The U.S. Department of Defense, through its Missile Defense Agency, is considering the Fort Custer Training Center in Kalamazoo and Calhoun counties as one of four possible locations to place an interceptor site capable of shielding the United States from such an attack. Upton strongly backs the local location as his choice, he said Thursday during the public scooping meeting at The Great Hall at the Sherman Lake YMCA in Augusta.
“Look, the technology exists for rogue nations – and well-funded terrorist organizations like ISIS -- to send a ballistic missile to try to knock out the Eastern Seaboard and other parts of the United States,” says Upton, who is also chairman of the House Energy and Commerce Committee. “It’s not a question of if the Iranians or North Koreans will acquire such capabilities it’s a matter of when. But fortunately, we have the technology to knock that missile out of the sky. For such a critical national security mission, where better than Fort Custer?
“We’re talking about an investment of more than $3 billion dollars that could provide 300 full-time jobs and 1,800 project jobs during the life of construction that could go on for several years. In addition, having the Missile Defense Agency here would help secure Fort Custer’s place in the military hierarchy.”
The Fort Custer Training Center straddles the Kalamazoo and Calhoun county lines, which falls in part of Upton’s district.
The Thursday night public meeting was to inform area residents of the potential project and review the scope of the environmental impact statement if the interceptor site is to be located at Fort Custer.
Upton personally toured the two potential deployment sites at Fort Custer before attending the evening’s public meeting.
“No doubt the folks at the Missile Defense Agency have been impressed by what they’ve seen here in Southwest Michigan and the warm welcome they’ve received. Fort Custer has a lot to offer in the way of being able to accommodate the requirements of ground-based defense system,” Upton said. “What’s more, our region comes readily equipped with the infrastructure – transportation, energy, housing, you name it – that a project of this magnitude requires.”

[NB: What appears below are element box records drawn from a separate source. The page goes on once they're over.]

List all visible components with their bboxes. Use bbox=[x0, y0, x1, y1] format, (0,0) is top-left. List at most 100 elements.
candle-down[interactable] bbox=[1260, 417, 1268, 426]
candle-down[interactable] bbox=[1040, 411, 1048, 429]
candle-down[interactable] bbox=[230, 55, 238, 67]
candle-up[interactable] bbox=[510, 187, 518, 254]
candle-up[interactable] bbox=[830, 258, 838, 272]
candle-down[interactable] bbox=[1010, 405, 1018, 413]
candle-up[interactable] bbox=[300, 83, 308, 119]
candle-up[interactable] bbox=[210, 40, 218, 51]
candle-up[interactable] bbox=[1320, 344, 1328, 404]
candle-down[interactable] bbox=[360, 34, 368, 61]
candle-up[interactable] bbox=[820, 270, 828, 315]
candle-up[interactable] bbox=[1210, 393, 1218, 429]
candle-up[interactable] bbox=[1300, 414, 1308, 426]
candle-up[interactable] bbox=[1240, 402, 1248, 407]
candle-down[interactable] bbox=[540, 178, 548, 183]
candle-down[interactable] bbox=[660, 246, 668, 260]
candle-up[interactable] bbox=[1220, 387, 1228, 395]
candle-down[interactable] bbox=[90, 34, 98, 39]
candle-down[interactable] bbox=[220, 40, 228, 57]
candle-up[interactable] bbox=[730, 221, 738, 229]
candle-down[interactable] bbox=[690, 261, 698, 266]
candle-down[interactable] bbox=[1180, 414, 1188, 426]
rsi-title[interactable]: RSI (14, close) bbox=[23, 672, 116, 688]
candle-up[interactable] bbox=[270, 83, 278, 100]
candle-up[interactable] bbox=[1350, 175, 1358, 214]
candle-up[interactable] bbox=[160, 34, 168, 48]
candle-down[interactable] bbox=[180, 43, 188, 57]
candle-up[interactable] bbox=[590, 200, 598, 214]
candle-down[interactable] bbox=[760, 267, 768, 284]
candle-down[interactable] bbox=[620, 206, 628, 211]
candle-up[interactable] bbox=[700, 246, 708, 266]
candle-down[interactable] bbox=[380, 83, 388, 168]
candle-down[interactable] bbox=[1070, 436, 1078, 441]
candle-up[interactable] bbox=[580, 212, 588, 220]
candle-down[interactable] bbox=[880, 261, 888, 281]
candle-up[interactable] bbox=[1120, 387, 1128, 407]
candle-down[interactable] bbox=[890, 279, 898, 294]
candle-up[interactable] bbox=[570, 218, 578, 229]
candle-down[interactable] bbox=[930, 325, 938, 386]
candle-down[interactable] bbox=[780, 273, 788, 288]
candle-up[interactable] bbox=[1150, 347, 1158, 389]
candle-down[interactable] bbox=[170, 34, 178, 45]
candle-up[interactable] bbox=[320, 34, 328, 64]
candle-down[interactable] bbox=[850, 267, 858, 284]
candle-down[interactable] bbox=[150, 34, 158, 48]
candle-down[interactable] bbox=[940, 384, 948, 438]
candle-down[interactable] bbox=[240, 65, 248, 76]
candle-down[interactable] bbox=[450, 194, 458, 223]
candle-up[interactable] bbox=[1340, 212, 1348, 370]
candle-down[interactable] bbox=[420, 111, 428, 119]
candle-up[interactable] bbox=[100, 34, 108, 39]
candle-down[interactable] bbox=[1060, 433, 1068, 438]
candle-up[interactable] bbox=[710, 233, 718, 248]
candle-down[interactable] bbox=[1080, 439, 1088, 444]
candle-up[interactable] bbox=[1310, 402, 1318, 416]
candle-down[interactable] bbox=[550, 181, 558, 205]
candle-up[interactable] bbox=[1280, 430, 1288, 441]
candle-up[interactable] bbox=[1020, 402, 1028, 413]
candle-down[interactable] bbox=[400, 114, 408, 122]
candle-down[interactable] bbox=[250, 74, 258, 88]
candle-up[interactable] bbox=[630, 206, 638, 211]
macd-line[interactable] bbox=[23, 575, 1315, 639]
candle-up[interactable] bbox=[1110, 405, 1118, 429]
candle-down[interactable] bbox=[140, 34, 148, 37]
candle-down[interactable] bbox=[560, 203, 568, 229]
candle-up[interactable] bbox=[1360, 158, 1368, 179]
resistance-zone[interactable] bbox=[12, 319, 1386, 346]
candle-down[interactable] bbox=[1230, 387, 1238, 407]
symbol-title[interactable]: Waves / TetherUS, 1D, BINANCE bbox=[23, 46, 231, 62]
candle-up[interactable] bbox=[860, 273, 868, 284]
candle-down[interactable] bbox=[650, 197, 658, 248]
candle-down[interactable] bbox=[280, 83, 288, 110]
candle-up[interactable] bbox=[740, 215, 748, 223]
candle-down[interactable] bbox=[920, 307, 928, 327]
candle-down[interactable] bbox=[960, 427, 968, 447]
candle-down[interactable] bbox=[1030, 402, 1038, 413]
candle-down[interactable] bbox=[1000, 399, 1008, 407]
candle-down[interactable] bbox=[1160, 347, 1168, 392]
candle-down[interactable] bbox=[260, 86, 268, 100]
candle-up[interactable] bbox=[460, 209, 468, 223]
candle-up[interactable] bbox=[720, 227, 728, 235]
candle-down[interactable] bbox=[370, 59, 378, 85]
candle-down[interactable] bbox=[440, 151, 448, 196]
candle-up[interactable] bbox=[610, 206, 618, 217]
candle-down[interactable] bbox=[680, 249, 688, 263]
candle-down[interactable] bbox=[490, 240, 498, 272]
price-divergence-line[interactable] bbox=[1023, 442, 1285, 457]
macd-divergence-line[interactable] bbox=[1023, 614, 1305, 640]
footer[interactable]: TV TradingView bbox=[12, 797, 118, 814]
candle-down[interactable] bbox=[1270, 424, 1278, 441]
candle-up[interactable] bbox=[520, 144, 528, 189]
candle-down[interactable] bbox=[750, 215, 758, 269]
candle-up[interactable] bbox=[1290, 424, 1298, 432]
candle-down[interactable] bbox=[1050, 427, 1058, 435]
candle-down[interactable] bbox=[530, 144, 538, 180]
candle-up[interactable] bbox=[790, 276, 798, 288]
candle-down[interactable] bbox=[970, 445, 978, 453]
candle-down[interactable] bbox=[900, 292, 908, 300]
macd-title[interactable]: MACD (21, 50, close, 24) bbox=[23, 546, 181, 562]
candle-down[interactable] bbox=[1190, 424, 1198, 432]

Three other sites are under consideration in Maine, Ohio and New York state. While the Department of Defense has not made a decision to construct continental interceptor site, the Missile Defense Agency has been asked by Congress to investigate each site.
“I’m sure the local and state governments are going to be able to work out what is necessary to try to bring this to Fort Custer,” Upton said. “Gov. Snyder is on record backing it. It’s going to bring good jobs to the area and a sense of peace the country.
“The program should be located here.”